4. The outstanding loan from bank of $12,000 is discharged along with interest of $120 at the rate of 12% per annum, at the end of March month respectively. However, as the loan from bank is repaid in full, the company do not have any loan balance outstanding at the end of the month March and April respectively.
Thus, we have calculated a cash budget for March and April as required.
6.
Introduction:
A cash budget is a budget of expected cash receipts and disbursements during the period. These cash inflows and outflows include revenues collected, expenses paid, and loans. In other words, a cash budget is an estimated projection of the company's cash position in the future.
To determine:
To analyze the advantages for the management from a cash budget, in knowing the loan needs in advance for the company.
Answer to Problem 7BPSB
Solution:
The management knowing the loan needs in advance from a cash budget will help the company to reduce the credit period for its customers, avoidance of shortages of cash and arranging the loan requirements.
Explanation of Solution
The advantages for the management from a cash budget, in knowing the loan needs in advance for the company are explained below:
1. Reduce the credit period for its customers- The need for change in account receivables policy of the company may be required by the management. However, if the same period cannot be reduced then subsequently the company may procure necessary loans for liquidity purposes with the help of a cash budget.

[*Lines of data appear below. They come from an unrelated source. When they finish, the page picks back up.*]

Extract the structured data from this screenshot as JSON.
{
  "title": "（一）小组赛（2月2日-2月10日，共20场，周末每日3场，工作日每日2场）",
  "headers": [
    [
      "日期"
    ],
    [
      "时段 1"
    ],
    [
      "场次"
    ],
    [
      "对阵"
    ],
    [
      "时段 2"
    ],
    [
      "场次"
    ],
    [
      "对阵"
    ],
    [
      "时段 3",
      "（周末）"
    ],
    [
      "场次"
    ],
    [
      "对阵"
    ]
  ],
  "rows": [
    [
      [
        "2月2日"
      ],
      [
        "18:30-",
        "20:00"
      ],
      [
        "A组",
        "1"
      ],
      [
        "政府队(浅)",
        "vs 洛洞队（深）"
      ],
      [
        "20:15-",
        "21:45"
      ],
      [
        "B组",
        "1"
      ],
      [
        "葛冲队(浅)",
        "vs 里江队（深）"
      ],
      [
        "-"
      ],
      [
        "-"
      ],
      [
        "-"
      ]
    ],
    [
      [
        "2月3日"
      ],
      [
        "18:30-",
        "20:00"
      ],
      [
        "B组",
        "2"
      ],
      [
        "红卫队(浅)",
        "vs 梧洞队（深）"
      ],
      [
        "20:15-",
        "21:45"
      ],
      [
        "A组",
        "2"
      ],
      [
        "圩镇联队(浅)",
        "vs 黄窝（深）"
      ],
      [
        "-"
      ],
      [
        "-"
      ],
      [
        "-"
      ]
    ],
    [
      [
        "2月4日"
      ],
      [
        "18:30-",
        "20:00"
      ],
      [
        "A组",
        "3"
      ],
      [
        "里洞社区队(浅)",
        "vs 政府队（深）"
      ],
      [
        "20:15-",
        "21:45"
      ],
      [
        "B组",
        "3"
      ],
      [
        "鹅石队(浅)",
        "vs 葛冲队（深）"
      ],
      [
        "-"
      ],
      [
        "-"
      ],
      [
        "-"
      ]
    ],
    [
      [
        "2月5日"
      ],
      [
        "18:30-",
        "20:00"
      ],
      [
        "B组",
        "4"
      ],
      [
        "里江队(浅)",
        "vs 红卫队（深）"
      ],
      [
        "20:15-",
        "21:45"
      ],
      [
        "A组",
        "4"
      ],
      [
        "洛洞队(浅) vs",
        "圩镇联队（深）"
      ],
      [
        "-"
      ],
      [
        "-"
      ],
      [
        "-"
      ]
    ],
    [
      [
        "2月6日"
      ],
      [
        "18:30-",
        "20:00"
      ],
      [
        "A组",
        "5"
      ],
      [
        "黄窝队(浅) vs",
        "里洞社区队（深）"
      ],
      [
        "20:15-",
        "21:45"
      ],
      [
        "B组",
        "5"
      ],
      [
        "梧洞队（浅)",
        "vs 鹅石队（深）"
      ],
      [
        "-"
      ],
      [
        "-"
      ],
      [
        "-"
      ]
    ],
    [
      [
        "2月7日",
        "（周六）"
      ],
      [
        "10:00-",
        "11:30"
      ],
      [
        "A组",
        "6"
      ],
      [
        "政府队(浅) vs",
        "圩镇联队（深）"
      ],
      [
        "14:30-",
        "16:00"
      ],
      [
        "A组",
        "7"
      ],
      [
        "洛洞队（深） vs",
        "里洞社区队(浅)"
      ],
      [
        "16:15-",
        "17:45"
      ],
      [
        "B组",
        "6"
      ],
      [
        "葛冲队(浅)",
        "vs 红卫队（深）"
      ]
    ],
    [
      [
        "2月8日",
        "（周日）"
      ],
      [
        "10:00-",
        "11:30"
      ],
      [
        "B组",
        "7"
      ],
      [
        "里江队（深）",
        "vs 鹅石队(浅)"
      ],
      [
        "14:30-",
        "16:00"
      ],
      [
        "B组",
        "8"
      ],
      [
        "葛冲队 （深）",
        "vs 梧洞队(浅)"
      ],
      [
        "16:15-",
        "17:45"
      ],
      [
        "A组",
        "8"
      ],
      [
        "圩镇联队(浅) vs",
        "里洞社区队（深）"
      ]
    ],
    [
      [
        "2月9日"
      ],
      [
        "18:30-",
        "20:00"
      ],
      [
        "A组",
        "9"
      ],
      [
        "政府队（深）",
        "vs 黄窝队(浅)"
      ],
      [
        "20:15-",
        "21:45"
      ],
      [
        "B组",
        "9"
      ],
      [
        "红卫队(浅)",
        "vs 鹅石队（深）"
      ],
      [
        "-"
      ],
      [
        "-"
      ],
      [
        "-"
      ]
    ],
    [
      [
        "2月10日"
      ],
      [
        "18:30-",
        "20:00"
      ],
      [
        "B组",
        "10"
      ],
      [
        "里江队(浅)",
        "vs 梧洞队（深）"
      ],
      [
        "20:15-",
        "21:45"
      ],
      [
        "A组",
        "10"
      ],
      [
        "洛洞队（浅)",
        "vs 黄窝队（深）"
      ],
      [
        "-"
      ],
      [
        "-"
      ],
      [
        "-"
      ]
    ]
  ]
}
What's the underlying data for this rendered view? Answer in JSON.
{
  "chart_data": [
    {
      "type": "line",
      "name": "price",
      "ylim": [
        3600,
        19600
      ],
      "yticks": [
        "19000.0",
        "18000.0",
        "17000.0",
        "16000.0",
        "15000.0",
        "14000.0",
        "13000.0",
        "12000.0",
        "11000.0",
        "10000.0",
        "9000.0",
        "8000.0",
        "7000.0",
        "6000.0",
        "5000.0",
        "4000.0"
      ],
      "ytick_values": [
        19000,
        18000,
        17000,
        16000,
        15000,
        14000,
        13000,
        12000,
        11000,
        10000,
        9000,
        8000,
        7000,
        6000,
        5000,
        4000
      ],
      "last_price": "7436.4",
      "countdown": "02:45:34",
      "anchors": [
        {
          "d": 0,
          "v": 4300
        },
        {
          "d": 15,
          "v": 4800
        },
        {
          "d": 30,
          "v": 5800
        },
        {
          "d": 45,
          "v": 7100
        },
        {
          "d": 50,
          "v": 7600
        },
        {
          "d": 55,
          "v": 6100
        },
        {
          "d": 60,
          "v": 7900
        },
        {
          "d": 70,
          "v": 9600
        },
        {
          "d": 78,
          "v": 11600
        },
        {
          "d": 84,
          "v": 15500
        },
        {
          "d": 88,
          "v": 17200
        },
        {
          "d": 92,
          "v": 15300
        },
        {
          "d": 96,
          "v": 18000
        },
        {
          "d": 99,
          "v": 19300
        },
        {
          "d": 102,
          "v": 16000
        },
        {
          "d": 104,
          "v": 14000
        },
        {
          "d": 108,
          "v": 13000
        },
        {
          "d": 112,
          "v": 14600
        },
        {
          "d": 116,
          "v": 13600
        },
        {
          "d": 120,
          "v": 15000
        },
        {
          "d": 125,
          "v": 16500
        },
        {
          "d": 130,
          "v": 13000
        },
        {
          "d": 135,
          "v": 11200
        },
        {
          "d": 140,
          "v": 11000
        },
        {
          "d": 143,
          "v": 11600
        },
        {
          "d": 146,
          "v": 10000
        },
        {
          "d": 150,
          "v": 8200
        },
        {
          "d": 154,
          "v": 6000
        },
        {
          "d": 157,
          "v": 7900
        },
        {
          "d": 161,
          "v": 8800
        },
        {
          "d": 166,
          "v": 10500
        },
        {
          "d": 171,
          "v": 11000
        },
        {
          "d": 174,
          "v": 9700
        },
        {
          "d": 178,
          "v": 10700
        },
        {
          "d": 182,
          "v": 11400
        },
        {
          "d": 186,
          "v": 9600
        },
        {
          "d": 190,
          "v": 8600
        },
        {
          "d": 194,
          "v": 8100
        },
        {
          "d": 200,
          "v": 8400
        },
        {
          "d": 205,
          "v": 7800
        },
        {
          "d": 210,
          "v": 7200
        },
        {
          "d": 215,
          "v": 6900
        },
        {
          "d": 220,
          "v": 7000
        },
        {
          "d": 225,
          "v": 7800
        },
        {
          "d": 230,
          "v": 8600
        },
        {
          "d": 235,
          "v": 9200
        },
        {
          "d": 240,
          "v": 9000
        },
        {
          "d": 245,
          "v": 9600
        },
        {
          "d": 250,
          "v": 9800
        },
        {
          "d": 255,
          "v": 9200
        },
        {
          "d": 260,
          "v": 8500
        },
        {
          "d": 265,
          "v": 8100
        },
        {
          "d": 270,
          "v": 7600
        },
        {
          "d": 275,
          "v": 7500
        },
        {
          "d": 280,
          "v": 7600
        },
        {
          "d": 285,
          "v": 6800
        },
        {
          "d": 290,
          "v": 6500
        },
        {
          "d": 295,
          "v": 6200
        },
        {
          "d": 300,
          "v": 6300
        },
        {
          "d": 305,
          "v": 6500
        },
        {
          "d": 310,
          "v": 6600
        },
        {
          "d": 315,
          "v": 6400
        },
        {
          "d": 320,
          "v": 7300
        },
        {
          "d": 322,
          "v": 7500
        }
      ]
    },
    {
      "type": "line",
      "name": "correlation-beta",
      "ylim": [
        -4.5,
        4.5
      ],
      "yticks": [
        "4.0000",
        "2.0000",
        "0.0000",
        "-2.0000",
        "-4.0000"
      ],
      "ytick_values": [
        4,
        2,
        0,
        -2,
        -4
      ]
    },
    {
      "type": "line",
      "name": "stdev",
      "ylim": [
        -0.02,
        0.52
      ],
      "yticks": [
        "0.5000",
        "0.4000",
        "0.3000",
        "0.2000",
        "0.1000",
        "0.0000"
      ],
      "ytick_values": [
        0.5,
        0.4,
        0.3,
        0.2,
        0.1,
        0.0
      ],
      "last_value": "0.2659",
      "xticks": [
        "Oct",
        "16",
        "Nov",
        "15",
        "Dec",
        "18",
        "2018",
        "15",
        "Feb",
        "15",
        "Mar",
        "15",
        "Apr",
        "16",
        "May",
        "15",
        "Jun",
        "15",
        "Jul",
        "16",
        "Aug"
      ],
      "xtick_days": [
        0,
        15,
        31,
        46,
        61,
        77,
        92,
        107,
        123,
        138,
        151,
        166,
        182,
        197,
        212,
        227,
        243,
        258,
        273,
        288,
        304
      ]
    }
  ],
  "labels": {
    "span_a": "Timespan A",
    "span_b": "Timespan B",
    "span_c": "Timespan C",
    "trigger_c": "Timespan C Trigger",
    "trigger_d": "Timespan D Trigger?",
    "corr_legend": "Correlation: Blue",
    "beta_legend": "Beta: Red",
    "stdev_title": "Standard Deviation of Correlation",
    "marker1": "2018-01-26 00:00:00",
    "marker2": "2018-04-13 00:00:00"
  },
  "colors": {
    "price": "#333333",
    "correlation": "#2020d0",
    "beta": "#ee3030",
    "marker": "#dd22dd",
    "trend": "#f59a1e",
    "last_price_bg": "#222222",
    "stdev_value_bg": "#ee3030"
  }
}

2. Avoidance of shortages of cash- The management, with the help of a cash budget, will know the cash shortages for such period and may act proactively to avoid such situation.
3. Arranging the loan requirements- With the help of a cash budget, it will be smart to arrange such short-term loans as per requirements of the company.
Thus, we conclude that the management will be benefited in knowing the loan needs in advance for the company, with the help of a cash budget.